As a young Mexican artist, Alfredo Ramos Martínez had spent almost a decade in Paris at the turn of the 20th century, bathing in the light of Impressionism and being hypnotized by the vibrancy of Van Gogh’s and Gauguin’s works. While he never joined the French avant-garde circles, his stay in Paris turned fortuitous when he befriended Rubén Dario, a Nicaraguan poet. Much like the connection between Joan Miró and André Masson, poetry and painting fused, one inspiring the other. The two of them traveled together, often to Brittany, to enjoy the simple, country life, and outside France, to Netherlands, Spain and Italy.
“I will never forget the hours when he painted golden afternoons in Holland and gray melancholy days in Paris. One must understand the intimate union that exists between a painter and a poet. There is much poetry and much of poetry in painting. One is but to be reminded that in the Renaissance nearly all painters were poets—those who did not write verses painted poems. Ramos Martínez is one of those who paints poems; he does not copy, he interprets; he understands how to express the sorrow of the fishermen and the melancholy of the villages”, Dario later recalled.
When Ramos Martínez finally returned to Mexico, the country was in political, social and cultural turmoil. During two stints as the Director of the Academy, the artist tried to modernize and unify the Mexican art scene, mostly through his Open Air Schools – an initiative to get artists to paint en plein air, following the French example. He was thus hailed as the Father of Mexican Modernism, although his approach was still rather conservative for what was yet to follow.

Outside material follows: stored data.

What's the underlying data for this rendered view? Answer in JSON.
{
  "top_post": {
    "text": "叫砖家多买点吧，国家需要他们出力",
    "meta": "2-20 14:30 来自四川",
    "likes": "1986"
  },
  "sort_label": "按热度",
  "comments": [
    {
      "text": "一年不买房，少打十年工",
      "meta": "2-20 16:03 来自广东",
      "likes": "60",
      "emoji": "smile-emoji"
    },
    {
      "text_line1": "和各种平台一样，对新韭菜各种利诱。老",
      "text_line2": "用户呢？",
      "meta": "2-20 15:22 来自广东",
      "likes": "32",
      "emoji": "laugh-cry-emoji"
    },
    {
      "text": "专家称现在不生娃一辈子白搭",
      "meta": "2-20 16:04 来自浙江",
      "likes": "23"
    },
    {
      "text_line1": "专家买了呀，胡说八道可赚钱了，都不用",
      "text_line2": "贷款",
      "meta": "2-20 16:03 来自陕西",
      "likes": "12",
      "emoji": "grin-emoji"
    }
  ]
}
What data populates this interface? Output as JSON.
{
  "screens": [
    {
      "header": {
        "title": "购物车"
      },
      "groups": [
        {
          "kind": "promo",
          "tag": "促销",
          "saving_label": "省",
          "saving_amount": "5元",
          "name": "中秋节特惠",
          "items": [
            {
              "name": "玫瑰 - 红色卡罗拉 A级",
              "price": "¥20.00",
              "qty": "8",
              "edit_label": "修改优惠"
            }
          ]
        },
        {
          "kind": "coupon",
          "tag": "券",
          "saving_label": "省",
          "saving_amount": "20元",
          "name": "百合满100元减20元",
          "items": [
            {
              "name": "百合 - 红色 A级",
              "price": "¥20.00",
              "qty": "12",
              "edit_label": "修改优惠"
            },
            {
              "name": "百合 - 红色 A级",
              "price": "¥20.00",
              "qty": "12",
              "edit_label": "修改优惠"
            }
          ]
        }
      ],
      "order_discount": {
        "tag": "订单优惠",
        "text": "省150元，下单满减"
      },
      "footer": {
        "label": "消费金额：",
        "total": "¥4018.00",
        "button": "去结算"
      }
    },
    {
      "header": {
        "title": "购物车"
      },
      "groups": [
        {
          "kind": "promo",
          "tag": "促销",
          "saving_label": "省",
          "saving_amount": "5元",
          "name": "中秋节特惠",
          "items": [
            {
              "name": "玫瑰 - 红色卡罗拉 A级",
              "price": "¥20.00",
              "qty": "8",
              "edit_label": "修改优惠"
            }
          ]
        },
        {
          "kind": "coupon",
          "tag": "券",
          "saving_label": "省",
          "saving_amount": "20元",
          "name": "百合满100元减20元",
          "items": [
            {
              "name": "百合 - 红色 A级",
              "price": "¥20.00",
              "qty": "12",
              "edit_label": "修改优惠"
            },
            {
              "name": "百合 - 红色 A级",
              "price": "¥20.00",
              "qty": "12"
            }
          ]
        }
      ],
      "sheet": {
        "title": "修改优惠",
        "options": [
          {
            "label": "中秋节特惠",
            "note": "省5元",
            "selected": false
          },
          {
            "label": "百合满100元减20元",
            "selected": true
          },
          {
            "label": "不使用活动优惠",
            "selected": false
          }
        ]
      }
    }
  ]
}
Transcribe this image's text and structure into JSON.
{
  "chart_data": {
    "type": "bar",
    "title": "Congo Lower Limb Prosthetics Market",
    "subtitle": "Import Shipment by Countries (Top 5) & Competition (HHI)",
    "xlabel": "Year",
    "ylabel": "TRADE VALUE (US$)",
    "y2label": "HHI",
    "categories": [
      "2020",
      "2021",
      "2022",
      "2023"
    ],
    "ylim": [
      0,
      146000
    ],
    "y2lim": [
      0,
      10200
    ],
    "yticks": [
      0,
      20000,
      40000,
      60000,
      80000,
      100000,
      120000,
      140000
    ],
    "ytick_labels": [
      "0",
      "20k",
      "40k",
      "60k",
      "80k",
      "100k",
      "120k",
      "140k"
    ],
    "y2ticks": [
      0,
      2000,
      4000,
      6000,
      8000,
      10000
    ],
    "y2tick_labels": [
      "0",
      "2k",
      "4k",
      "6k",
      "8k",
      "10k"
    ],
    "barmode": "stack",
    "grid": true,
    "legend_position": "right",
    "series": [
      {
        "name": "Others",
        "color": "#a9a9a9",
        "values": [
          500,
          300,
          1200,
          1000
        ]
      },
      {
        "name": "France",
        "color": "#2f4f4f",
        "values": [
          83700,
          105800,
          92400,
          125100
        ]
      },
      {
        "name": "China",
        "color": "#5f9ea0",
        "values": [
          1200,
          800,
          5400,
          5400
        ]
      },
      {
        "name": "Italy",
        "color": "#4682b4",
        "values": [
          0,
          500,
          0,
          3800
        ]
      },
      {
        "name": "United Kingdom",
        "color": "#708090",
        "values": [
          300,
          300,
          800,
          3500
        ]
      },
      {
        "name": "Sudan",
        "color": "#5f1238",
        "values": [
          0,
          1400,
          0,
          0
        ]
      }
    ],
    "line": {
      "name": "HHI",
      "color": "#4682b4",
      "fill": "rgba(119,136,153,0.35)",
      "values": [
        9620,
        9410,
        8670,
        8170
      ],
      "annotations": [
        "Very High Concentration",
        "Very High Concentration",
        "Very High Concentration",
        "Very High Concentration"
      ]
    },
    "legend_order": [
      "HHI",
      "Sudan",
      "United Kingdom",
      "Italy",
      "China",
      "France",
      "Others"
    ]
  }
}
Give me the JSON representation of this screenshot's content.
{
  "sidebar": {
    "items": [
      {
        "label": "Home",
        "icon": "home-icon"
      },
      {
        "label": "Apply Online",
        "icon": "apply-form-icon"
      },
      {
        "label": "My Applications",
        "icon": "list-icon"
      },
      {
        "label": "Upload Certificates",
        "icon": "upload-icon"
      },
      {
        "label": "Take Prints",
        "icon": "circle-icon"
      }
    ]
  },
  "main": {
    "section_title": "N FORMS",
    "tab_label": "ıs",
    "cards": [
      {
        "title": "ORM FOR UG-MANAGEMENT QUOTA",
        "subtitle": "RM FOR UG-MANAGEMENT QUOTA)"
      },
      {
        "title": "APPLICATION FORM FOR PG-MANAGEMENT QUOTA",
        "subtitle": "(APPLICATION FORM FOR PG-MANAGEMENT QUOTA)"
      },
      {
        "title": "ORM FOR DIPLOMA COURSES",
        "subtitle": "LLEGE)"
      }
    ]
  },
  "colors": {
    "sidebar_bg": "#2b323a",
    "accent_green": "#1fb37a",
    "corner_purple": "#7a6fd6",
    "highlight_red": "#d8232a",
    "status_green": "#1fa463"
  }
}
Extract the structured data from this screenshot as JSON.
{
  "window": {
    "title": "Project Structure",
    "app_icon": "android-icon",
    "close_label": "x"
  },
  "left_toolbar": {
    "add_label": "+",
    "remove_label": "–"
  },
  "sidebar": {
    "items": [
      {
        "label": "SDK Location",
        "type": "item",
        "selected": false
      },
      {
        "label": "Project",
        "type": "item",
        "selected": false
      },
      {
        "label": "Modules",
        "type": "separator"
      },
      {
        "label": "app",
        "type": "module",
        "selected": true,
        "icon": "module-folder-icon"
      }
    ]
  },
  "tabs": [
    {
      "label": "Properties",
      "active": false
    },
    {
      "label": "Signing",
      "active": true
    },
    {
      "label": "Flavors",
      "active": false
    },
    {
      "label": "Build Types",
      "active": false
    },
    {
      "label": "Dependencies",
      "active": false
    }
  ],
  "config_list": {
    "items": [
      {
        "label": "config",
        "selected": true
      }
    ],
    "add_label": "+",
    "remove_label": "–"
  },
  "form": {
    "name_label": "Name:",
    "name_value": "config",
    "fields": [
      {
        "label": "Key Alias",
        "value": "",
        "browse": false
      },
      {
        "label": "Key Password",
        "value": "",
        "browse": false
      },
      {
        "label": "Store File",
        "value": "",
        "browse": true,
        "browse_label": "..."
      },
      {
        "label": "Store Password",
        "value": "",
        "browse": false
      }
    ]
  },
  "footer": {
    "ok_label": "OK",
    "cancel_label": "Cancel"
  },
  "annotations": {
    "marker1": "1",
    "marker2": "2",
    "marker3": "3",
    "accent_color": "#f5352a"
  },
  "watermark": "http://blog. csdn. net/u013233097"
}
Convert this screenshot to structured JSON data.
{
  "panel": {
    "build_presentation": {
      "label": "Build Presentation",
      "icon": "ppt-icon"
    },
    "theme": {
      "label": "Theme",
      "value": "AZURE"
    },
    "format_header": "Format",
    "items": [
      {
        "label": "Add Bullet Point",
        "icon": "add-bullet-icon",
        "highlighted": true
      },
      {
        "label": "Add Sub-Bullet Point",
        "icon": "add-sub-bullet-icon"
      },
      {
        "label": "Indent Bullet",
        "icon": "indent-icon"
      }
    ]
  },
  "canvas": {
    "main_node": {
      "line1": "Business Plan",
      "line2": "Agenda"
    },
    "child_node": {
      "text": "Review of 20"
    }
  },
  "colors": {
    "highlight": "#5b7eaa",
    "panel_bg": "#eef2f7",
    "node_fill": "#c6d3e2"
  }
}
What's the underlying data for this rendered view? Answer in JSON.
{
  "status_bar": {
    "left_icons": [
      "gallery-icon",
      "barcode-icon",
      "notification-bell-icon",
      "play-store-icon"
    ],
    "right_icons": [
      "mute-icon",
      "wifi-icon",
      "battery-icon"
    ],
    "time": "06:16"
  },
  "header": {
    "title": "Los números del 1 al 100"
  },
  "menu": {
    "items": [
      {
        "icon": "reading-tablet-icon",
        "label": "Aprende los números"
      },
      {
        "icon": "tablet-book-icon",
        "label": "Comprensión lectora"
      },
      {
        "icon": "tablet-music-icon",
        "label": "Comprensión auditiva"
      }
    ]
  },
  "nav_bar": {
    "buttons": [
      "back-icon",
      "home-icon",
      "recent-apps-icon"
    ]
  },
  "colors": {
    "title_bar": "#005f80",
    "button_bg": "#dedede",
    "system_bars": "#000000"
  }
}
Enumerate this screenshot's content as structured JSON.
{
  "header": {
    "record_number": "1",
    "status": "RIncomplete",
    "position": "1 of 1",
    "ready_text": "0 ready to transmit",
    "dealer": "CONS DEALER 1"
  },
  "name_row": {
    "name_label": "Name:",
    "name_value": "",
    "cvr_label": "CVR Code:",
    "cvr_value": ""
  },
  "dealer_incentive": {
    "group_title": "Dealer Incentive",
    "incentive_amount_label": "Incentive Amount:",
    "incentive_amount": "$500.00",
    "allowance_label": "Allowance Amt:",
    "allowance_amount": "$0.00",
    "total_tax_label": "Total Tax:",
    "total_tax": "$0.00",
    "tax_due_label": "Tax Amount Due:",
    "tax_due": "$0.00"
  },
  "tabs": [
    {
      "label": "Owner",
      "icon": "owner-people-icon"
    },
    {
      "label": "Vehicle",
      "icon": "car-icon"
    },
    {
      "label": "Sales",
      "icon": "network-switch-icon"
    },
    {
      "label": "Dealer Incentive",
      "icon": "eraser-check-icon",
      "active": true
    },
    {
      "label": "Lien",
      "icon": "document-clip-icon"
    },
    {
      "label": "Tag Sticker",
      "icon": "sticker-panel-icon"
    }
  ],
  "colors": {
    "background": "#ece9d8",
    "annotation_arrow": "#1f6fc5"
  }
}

In the 1920s, due to his apolitical stance, Ramos Martínez found himself on the periphery of a new art movement – Mexican muralism – that was sweeping over his country. Dominated by los tres grandes – Diego Rivera, José Clemente Orozco and David Alfaro Sisquieros – the movement used vibrant colors and elaborate narratives to praise the Indigenous roots of Mexico, as well as its workers, peasants and intellectuals, all while railing against the bourgeoisie.
It wasn’t until he moved to southern California, seeking treatment for his one-year-old daughter following her diagnosis with a debilitating bone disease, that Ramos Martínez’s art finally matured. He started depicting Indigenous women in static poses, often as flower vendors, beautiful and stern, with braided hair and an inherent sense of timelessness, whether suggested by the architectural backgrounds or the beauty of the landscapes.
Juanita Amongst the Flowers (Juanita Entre Las Flores) is one such example, a close-up, semi-profile of a young, beautiful, Indigenous woman, surrounded by lush flowers and with blue mountains as a backdrop. There is harmony in the way the yellow, orange and ochre hues complement the icy blue of the landscape, as well as in the ceremonial way in which the woman is holding the pink flowers in her hands, like an offering to the gods. Beauty, peacefulness and heritage blend intimately to evoke nostalgia for an ancient paradise.